Во всем остальном мой папаня был трусливый еврейский лопушок и потакал мамаше, когда она говорила, что все пороки от разврата и от него же вскоре наступит конец света.
Директор нашей школы Григорий Аронович Фишман утверждал, что женский ТАЗ (под этим банным термином он подразумевал женскую красоту вообще) не что иное, как гениальное творение природы, превосходящее по своей изобразительной мощи все мыслимые произведения искусства, созданные величайшими гениями человечества.
Увы, мать моя считала порочным все, что находилось у женщины ниже пояса (быть может, потому что сама имела не таз, а круп, причем довольно увесистый) и воспитывала меня в пуританской строгости.

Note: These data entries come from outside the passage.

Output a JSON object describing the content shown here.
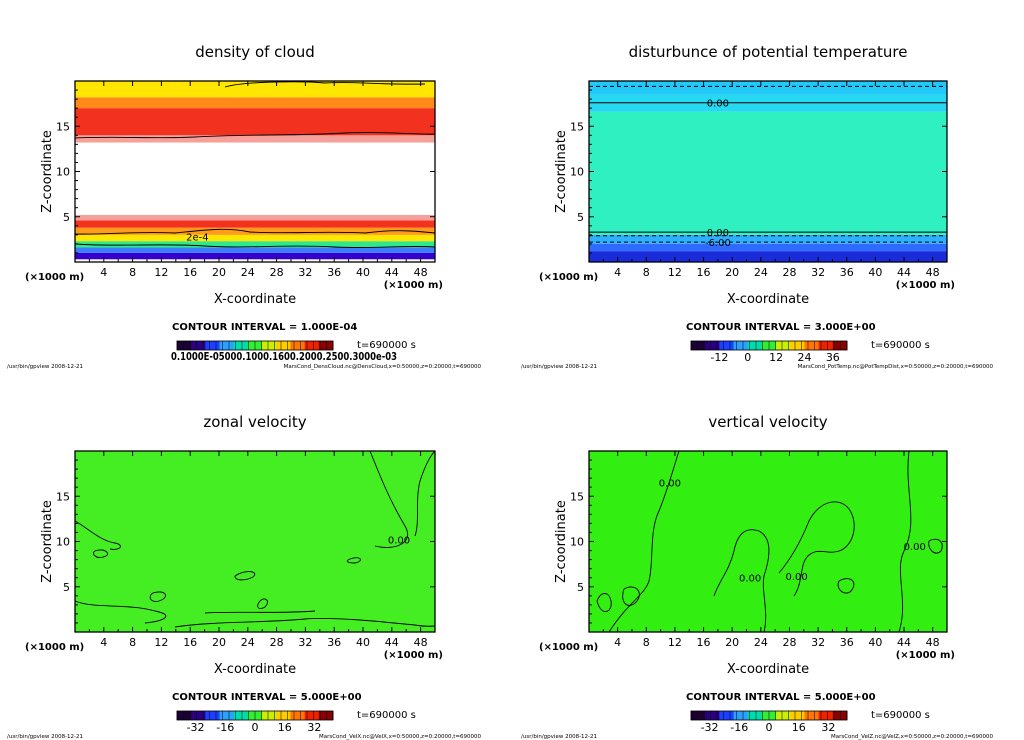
{
  "chart_data": [
    {
      "type": "heatmap",
      "title": "density of cloud",
      "xlabel": "X-coordinate",
      "ylabel": "Z-coordinate",
      "x_unit": "(×1000 m)",
      "y_unit": "(×1000 m)",
      "xlim": [
        0,
        50
      ],
      "ylim": [
        0,
        20
      ],
      "x_ticks": [
        4,
        8,
        12,
        16,
        20,
        24,
        28,
        32,
        36,
        40,
        44,
        48
      ],
      "x_tick_labels": [
        "4",
        "8",
        "12",
        "16",
        "20",
        "24",
        "28",
        "32",
        "36",
        "40",
        "44",
        "48"
      ],
      "y_ticks": [
        5,
        10,
        15
      ],
      "y_tick_labels": [
        "5",
        "10",
        "15"
      ],
      "contour_interval_text": "CONTOUR INTERVAL = 1.000E-04",
      "time_text": "t=690000 s",
      "colorbar_text": "0.1000E-05000.1000.1600.2000.2500.3000e-03",
      "contour_labels": [
        {
          "text": "2e-4",
          "x": 17,
          "z": 2.8
        }
      ],
      "footer_left": "/usr/bin/gpview   2008-12-21",
      "footer_right": "MarsCond_DensCloud.nc@DensCloud,x=0:50000,z=0:20000,t=690000",
      "bands": [
        {
          "z0": 0.3,
          "z1": 1.0,
          "color": "#3300cc"
        },
        {
          "z0": 1.0,
          "z1": 1.6,
          "color": "#3d7dff"
        },
        {
          "z0": 1.6,
          "z1": 2.3,
          "color": "#2ee88a"
        },
        {
          "z0": 2.3,
          "z1": 3.0,
          "color": "#ffe600"
        },
        {
          "z0": 3.0,
          "z1": 3.8,
          "color": "#ff9a1a"
        },
        {
          "z0": 3.8,
          "z1": 4.6,
          "color": "#f2321e"
        },
        {
          "z0": 4.6,
          "z1": 5.2,
          "color": "#f7a09a"
        },
        {
          "z0": 13.2,
          "z1": 14.0,
          "color": "#f7a09a"
        },
        {
          "z0": 14.0,
          "z1": 17.0,
          "color": "#f2321e"
        },
        {
          "z0": 17.0,
          "z1": 18.2,
          "color": "#ff8a1a"
        },
        {
          "z0": 18.2,
          "z1": 20.0,
          "color": "#ffe600"
        }
      ],
      "colorbar": {
        "colors": [
          "#1a0033",
          "#2a0080",
          "#1a40ff",
          "#2aa0ff",
          "#00ddaa",
          "#33ee33",
          "#ccee00",
          "#ffcc00",
          "#ff7700",
          "#ee2200",
          "#880000"
        ]
      }
    },
    {
      "type": "heatmap",
      "title": "disturbunce of potential temperature",
      "xlabel": "X-coordinate",
      "ylabel": "Z-coordinate",
      "x_unit": "(×1000 m)",
      "y_unit": "(×1000 m)",
      "xlim": [
        0,
        50
      ],
      "ylim": [
        0,
        20
      ],
      "x_ticks": [
        4,
        8,
        12,
        16,
        20,
        24,
        28,
        32,
        36,
        40,
        44,
        48
      ],
      "x_tick_labels": [
        "4",
        "8",
        "12",
        "16",
        "20",
        "24",
        "28",
        "32",
        "36",
        "40",
        "44",
        "48"
      ],
      "y_ticks": [
        5,
        10,
        15
      ],
      "y_tick_labels": [
        "5",
        "10",
        "15"
      ],
      "contour_interval_text": "CONTOUR INTERVAL = 3.000E+00",
      "time_text": "t=690000 s",
      "colorbar_labels": [
        "-12",
        "0",
        "12",
        "24",
        "36"
      ],
      "colorbar_label_values": [
        -12,
        0,
        12,
        24,
        36
      ],
      "colorbar_range": [
        -24,
        42
      ],
      "contour_labels": [
        {
          "text": "0.00",
          "x": 18,
          "z": 17.6
        },
        {
          "text": "0.00",
          "x": 18,
          "z": 3.3
        },
        {
          "text": "-6.00",
          "x": 18,
          "z": 2.2
        }
      ],
      "footer_left": "/usr/bin/gpview   2008-12-21",
      "footer_right": "MarsCond_PotTemp.nc@PotTempDist,x=0:50000,z=0:20000,t=690000",
      "bands": [
        {
          "z0": 0,
          "z1": 1.2,
          "color": "#1a2bd9"
        },
        {
          "z0": 1.2,
          "z1": 2.0,
          "color": "#2f6bff"
        },
        {
          "z0": 2.0,
          "z1": 3.0,
          "color": "#2fb0ff"
        },
        {
          "z0": 3.0,
          "z1": 16.6,
          "color": "#2ef0c0"
        },
        {
          "z0": 16.6,
          "z1": 18.5,
          "color": "#26d8f0"
        },
        {
          "z0": 18.5,
          "z1": 20.0,
          "color": "#22c8f8"
        }
      ],
      "colorbar": {
        "colors": [
          "#1a0033",
          "#2a0080",
          "#1a40ff",
          "#2aa0ff",
          "#00ddaa",
          "#33ee33",
          "#ccee00",
          "#ffcc00",
          "#ff7700",
          "#ee2200",
          "#880000"
        ]
      }
    },
    {
      "type": "heatmap",
      "title": "zonal velocity",
      "xlabel": "X-coordinate",
      "ylabel": "Z-coordinate",
      "x_unit": "(×1000 m)",
      "y_unit": "(×1000 m)",
      "xlim": [
        0,
        50
      ],
      "ylim": [
        0,
        20
      ],
      "x_ticks": [
        4,
        8,
        12,
        16,
        20,
        24,
        28,
        32,
        36,
        40,
        44,
        48
      ],
      "x_tick_labels": [
        "4",
        "8",
        "12",
        "16",
        "20",
        "24",
        "28",
        "32",
        "36",
        "40",
        "44",
        "48"
      ],
      "y_ticks": [
        5,
        10,
        15
      ],
      "y_tick_labels": [
        "5",
        "10",
        "15"
      ],
      "contour_interval_text": "CONTOUR INTERVAL = 5.000E+00",
      "time_text": "t=690000 s",
      "colorbar_labels": [
        "-32",
        "-16",
        "0",
        "16",
        "32"
      ],
      "colorbar_label_values": [
        -32,
        -16,
        0,
        16,
        32
      ],
      "colorbar_range": [
        -42,
        42
      ],
      "contour_labels": [
        {
          "text": "0.00",
          "x": 45,
          "z": 10.2
        }
      ],
      "footer_left": "/usr/bin/gpview   2008-12-21",
      "footer_right": "MarsCond_VelX.nc@VelX,x=0:50000,z=0:20000,t=690000",
      "bands": [
        {
          "z0": 0,
          "z1": 20,
          "color": "#44ee22"
        }
      ],
      "colorbar": {
        "colors": [
          "#1a0033",
          "#2a0080",
          "#1a40ff",
          "#2aa0ff",
          "#00ddaa",
          "#33ee33",
          "#ccee00",
          "#ffcc00",
          "#ff7700",
          "#ee2200",
          "#880000"
        ]
      }
    },
    {
      "type": "heatmap",
      "title": "vertical velocity",
      "xlabel": "X-coordinate",
      "ylabel": "Z-coordinate",
      "x_unit": "(×1000 m)",
      "y_unit": "(×1000 m)",
      "xlim": [
        0,
        50
      ],
      "ylim": [
        0,
        20
      ],
      "x_ticks": [
        4,
        8,
        12,
        16,
        20,
        24,
        28,
        32,
        36,
        40,
        44,
        48
      ],
      "x_tick_labels": [
        "4",
        "8",
        "12",
        "16",
        "20",
        "24",
        "28",
        "32",
        "36",
        "40",
        "44",
        "48"
      ],
      "y_ticks": [
        5,
        10,
        15
      ],
      "y_tick_labels": [
        "5",
        "10",
        "15"
      ],
      "contour_interval_text": "CONTOUR INTERVAL = 5.000E+00",
      "time_text": "t=690000 s",
      "colorbar_labels": [
        "-32",
        "-16",
        "0",
        "16",
        "32"
      ],
      "colorbar_label_values": [
        -32,
        -16,
        0,
        16,
        32
      ],
      "colorbar_range": [
        -42,
        42
      ],
      "contour_labels": [
        {
          "text": "0.00",
          "x": 11.3,
          "z": 16.5
        },
        {
          "text": "0.00",
          "x": 22.5,
          "z": 6.0
        },
        {
          "text": "0.00",
          "x": 29.0,
          "z": 6.2
        },
        {
          "text": "0.00",
          "x": 45.5,
          "z": 9.5
        }
      ],
      "footer_left": "/usr/bin/gpview   2008-12-21",
      "footer_right": "MarsCond_VelZ.nc@VelZ,x=0:50000,z=0:20000,t=690000",
      "bands": [
        {
          "z0": 0,
          "z1": 20,
          "color": "#33ee11"
        }
      ],
      "colorbar": {
        "colors": [
          "#1a0033",
          "#2a0080",
          "#1a40ff",
          "#2aa0ff",
          "#00ddaa",
          "#33ee33",
          "#ccee00",
          "#ffcc00",
          "#ff7700",
          "#ee2200",
          "#880000"
        ]
      }
    }
  ]
}
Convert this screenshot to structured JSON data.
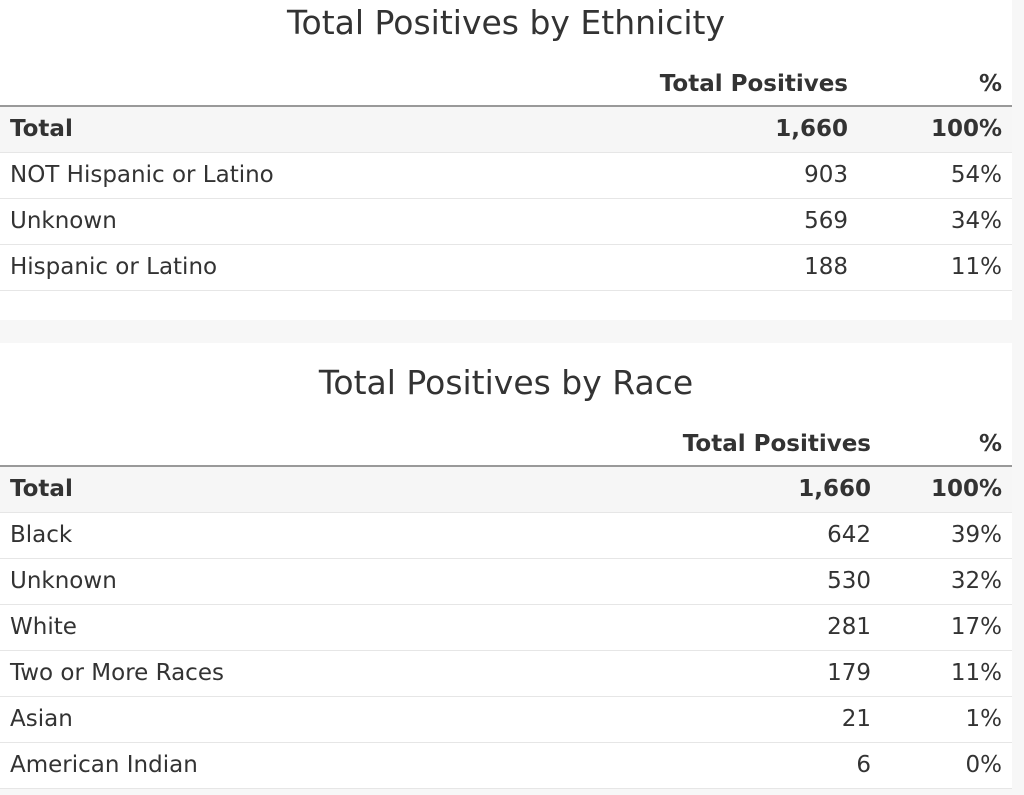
{
  "ethnicity": {
    "title": "Total Positives by Ethnicity",
    "columns": {
      "label": "",
      "count": "Total Positives",
      "pct": "%"
    },
    "rows": [
      {
        "label": "Total",
        "count": "1,660",
        "pct": "100%"
      },
      {
        "label": "NOT Hispanic or Latino",
        "count": "903",
        "pct": "54%"
      },
      {
        "label": "Unknown",
        "count": "569",
        "pct": "34%"
      },
      {
        "label": "Hispanic or Latino",
        "count": "188",
        "pct": "11%"
      }
    ]
  },
  "race": {
    "title": "Total Positives by Race",
    "columns": {
      "label": "",
      "count": "Total Positives",
      "pct": "%"
    },
    "rows": [
      {
        "label": "Total",
        "count": "1,660",
        "pct": "100%"
      },
      {
        "label": "Black",
        "count": "642",
        "pct": "39%"
      },
      {
        "label": "Unknown",
        "count": "530",
        "pct": "32%"
      },
      {
        "label": "White",
        "count": "281",
        "pct": "17%"
      },
      {
        "label": "Two or More Races",
        "count": "179",
        "pct": "11%"
      },
      {
        "label": "Asian",
        "count": "21",
        "pct": "1%"
      },
      {
        "label": "American Indian",
        "count": "6",
        "pct": "0%"
      }
    ]
  }
}
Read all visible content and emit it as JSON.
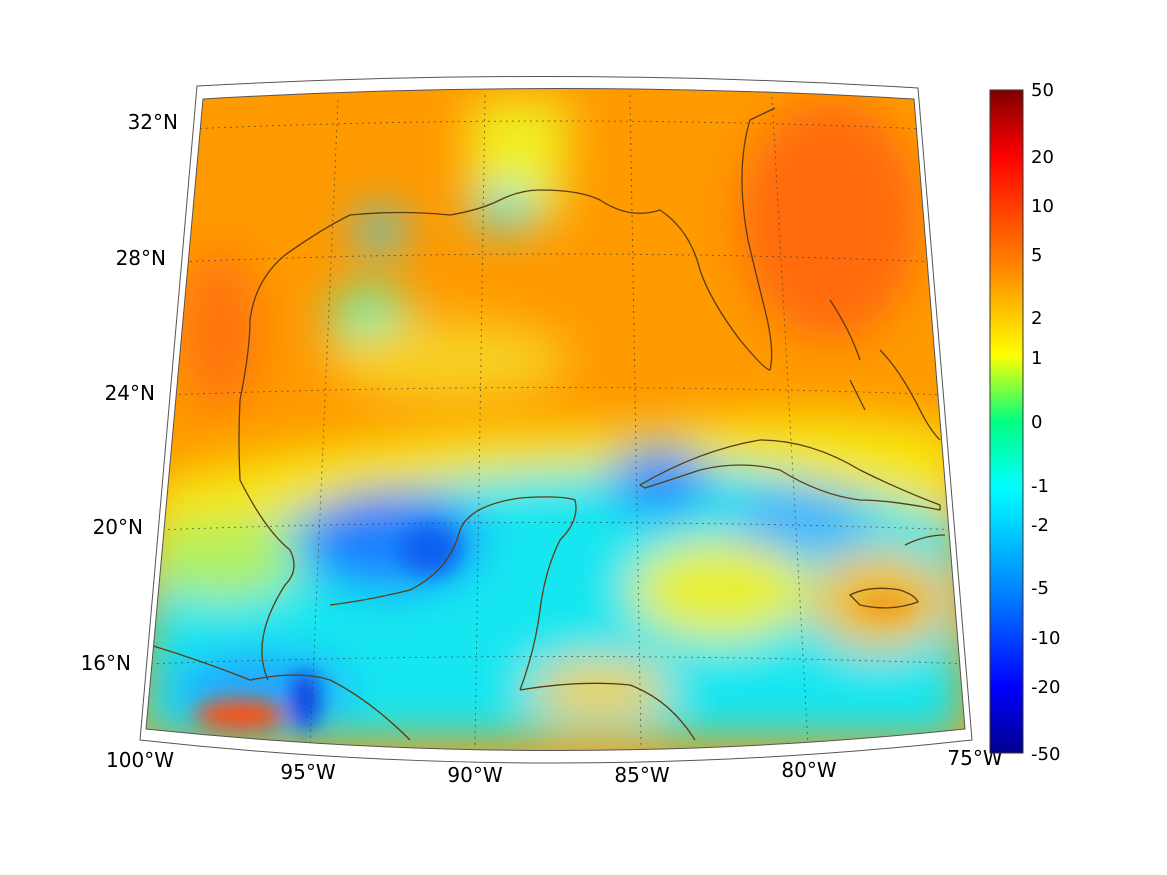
{
  "map": {
    "lon_labels": [
      "100°W",
      "95°W",
      "90°W",
      "85°W",
      "80°W",
      "75°W"
    ],
    "lat_labels": [
      "32°N",
      "28°N",
      "24°N",
      "20°N",
      "16°N"
    ]
  },
  "colorbar": {
    "tick_labels": [
      "50",
      "20",
      "10",
      "5",
      "2",
      "1",
      "0",
      "-1",
      "-2",
      "-5",
      "-10",
      "-20",
      "-50"
    ],
    "colors": [
      "#7f0000",
      "#ff0000",
      "#ff8000",
      "#ffff00",
      "#00ff80",
      "#00ffff",
      "#0080ff",
      "#0000ff",
      "#00008f"
    ]
  }
}
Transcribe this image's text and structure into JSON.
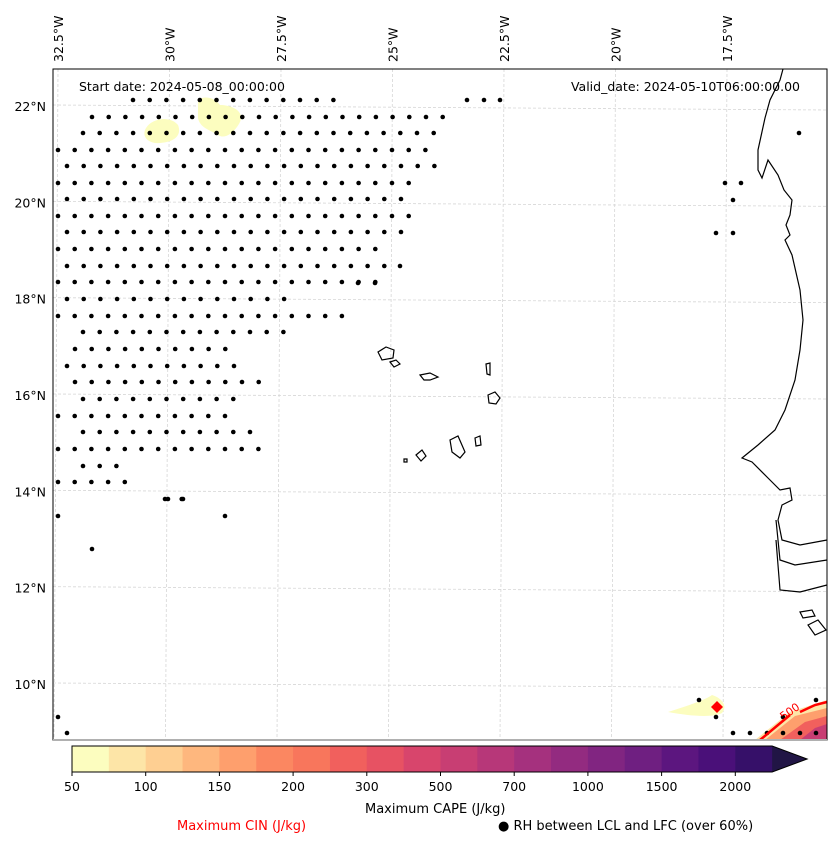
{
  "map": {
    "start_date": "Start date: 2024-05-08_00:00:00",
    "valid_date": "Valid_date: 2024-05-10T06:00:00.00",
    "lon_ticks": [
      "32.5°W",
      "30°W",
      "27.5°W",
      "25°W",
      "22.5°W",
      "20°W",
      "17.5°W"
    ],
    "lat_ticks": [
      "22°N",
      "20°N",
      "18°N",
      "16°N",
      "14°N",
      "12°N",
      "10°N"
    ],
    "extent": {
      "lon_min": -33,
      "lon_max": -16.1,
      "lat_min": 8.9,
      "lat_max": 22.8
    },
    "gridlines": true,
    "coastline_color": "#000000",
    "rh_dot_color": "#000000",
    "cin_contour_color": "#ff0000",
    "cin_contour_label": "500"
  },
  "colorbar": {
    "label": "Maximum CAPE (J/kg)",
    "levels": [
      50,
      75,
      100,
      125,
      150,
      175,
      200,
      250,
      300,
      400,
      500,
      600,
      700,
      800,
      1000,
      1250,
      1500,
      1750,
      2000
    ],
    "tick_labels": [
      "50",
      "100",
      "150",
      "200",
      "300",
      "500",
      "700",
      "1000",
      "1500",
      "2000"
    ],
    "tick_level_index": [
      0,
      2,
      4,
      6,
      8,
      10,
      12,
      14,
      16,
      18
    ],
    "colors": [
      "#fcfdbf",
      "#fde5a7",
      "#fecf92",
      "#feb77e",
      "#fe9f6d",
      "#fb8761",
      "#f8765c",
      "#f1605d",
      "#e75263",
      "#d8456c",
      "#c83e73",
      "#b73779",
      "#a5317e",
      "#932b80",
      "#812581",
      "#6f1f81",
      "#5c167f",
      "#4a1079",
      "#361069",
      "#211545"
    ],
    "extend": "max"
  },
  "legend": {
    "cin_label": "Maximum CIN (J/kg)",
    "cin_color": "#ff0000",
    "rh_label": "● RH between LCL and LFC (over 60%)"
  }
}
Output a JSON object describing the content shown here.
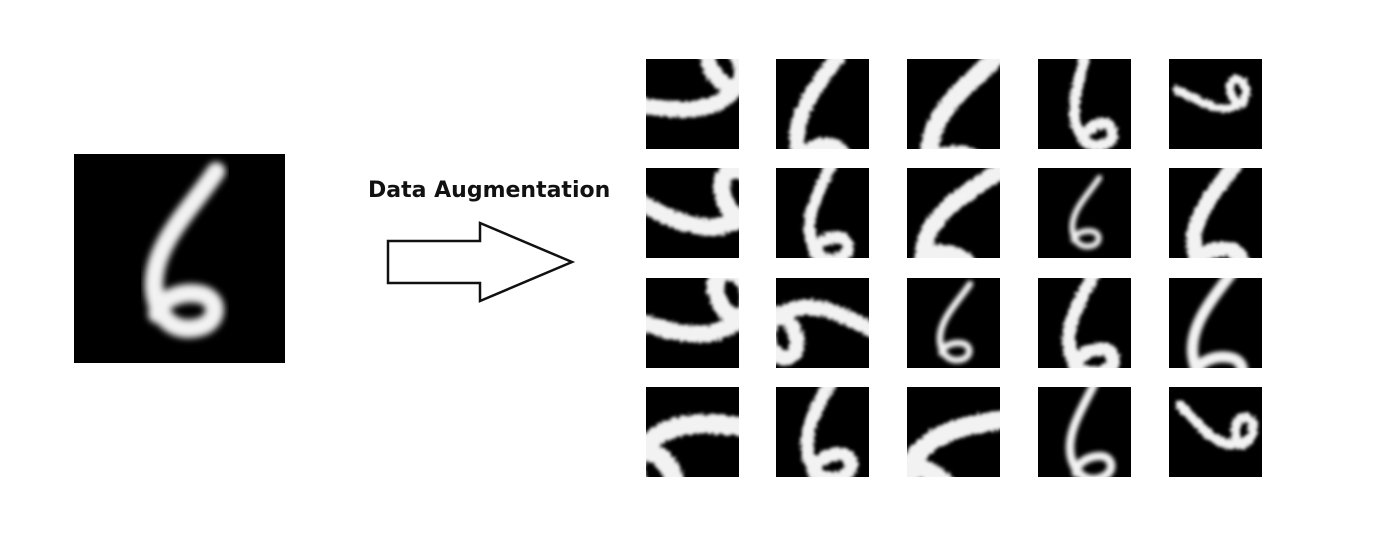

Однажды Григорий Аронович устроил родительское чаепитие в школе, где сказал, обращаясь непосредственно к моему отцу: «Если мальчик под запретом наказания украдкой видит наготу своей мамы, это значит, мы подарили обществу неполноценную личность»
Моему отцу была глубоко безразлична моя неординарная личность и единственный вопрос, который я слышал от него от случая к случаю, был на удивление однообразен: «Жан, ты уже сделал уроки?»
Я боялся сказать отцу, что мне вовсе не до уроков и что во мне давно уже бушуют гормоны, и в школу я хожу только затем, чтобы украдкой заглядывать под юбку нашей новой учительнице по русской литературе.
Целыми днями я испытывал острое половое возбуждение, которое вызывали во мне два конкретных человека — наша новая учительница мадам Глейн и член сборной школы по баскетболу мадмуазель Т. из двенадцатого «Б», носившая бутсы сорок пятого размера.
Эта мучительная любовная мука к двум прекрасным созданиям, которых я так страстно желал, совершенно изнуряла меня, делала апатичным и неспособным как к восприятию русской литературы, так и к баскетболу, который я с трудом отличал от волейбола.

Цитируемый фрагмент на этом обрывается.